EDIT: note that the obvious failure mode here is “but then you retrain the language model as part of your RL loop, and language loses its meaning, and then it does something evil and then everyone dies.” So everyone still has to not do that! But this makes me think that ~human-level alignment in controlled circumstances might not be impossible.
It doesn’t change the fact that if anyone thinks it would be fun to fine-tune the whole model on an RL objective, we’d still lose. So we have to do global coordination ASAP. (It does not seem at all likely that Yudkowskian pivotal acts can be achieved solely through the logic learned from getting ~perfect LLM accuracy on the entire internet, since all proposed pivotal acts require new concepts no one has ever discussed.)
Yeah, don’t do RL on it, but instead use it to make money for you (ethically) and at the same time ask it to think about how to create a safe/aligned superintelligent AGI. You may still need a big enough lead (to prevent others doing RL outcompeting you) or global coordination but it doesn’t seem obviously impossible.
Pretty much.
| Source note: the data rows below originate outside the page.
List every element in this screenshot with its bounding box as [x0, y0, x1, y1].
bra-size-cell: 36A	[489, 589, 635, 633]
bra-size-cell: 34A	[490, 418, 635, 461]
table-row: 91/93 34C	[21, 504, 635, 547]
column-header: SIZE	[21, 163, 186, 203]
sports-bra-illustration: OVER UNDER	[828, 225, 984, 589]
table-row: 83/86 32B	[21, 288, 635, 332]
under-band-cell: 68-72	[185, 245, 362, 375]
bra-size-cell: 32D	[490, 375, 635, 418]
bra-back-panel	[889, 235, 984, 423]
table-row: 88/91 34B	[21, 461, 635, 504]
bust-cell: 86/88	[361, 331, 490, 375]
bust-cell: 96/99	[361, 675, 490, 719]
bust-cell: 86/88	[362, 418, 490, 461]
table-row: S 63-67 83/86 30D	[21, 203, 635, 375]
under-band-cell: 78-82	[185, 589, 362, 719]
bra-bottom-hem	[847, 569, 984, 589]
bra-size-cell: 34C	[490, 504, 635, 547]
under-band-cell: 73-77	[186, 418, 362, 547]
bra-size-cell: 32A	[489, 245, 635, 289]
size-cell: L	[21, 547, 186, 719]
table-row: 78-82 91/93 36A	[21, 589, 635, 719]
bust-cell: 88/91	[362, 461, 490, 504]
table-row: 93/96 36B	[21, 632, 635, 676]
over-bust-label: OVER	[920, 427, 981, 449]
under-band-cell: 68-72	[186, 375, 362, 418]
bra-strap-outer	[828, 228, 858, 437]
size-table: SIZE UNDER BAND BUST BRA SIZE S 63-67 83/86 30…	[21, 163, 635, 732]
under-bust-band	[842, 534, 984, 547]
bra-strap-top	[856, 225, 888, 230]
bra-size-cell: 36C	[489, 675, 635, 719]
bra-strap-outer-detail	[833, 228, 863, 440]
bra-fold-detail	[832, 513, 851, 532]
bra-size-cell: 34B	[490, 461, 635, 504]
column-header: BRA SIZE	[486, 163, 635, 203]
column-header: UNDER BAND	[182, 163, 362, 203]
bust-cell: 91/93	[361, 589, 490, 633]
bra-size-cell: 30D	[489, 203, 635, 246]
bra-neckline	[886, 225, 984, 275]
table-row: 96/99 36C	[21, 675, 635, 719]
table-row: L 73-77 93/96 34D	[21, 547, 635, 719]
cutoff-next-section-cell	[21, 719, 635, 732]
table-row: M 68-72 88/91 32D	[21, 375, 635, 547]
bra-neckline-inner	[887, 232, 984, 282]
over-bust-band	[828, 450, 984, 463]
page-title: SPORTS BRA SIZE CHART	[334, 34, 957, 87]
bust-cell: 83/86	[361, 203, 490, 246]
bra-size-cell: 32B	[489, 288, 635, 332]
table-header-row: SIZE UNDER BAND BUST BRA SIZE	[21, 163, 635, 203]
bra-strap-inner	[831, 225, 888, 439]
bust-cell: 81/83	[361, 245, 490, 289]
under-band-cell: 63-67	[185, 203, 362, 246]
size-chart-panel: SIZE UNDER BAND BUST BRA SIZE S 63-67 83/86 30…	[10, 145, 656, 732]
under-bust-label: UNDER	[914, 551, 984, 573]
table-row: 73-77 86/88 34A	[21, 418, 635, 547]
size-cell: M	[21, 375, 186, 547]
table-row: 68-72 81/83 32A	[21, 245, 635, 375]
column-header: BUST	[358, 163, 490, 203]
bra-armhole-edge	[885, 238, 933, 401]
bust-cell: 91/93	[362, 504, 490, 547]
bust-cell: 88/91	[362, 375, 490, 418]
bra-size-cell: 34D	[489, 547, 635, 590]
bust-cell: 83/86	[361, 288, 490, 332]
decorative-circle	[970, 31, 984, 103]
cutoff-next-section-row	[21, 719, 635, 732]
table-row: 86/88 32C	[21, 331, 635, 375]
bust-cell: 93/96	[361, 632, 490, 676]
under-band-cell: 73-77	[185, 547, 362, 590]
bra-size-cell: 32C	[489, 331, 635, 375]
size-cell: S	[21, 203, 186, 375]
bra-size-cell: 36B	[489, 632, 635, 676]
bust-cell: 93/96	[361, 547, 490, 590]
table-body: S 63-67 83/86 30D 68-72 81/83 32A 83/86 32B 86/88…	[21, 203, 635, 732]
I also think this plausibly buys off the actors who are currently really excited about AGI. They can make silly money with such a system without the RL part—why not do that for a while, while mutually-enforcing the “nobody kill everyone” provisions?
Even if I assume this all goes perfectly, would you want a typically raised teenager (or adult) to have ~infinite power to change anything they want about humanity? How about a philosopher? Do you know even 10 people who you’ve seen what decisions they’ve advocated for and you’d trust them with ~infinite power?
Hey!
One of the problems in
are that these are not well defined, and if you let a human (like me) read it, I will automatically fill in the blanks to probably match your own intuition.
As examples of problems:
“I should turn off”
who is “I”? what if the AI makes another one?
What is “should”? Does the AI get utility from this or not? If so, Will the AI try to convince the humans to turning it off? If not, will the AI try to prevent humans from WANTING to turn it off?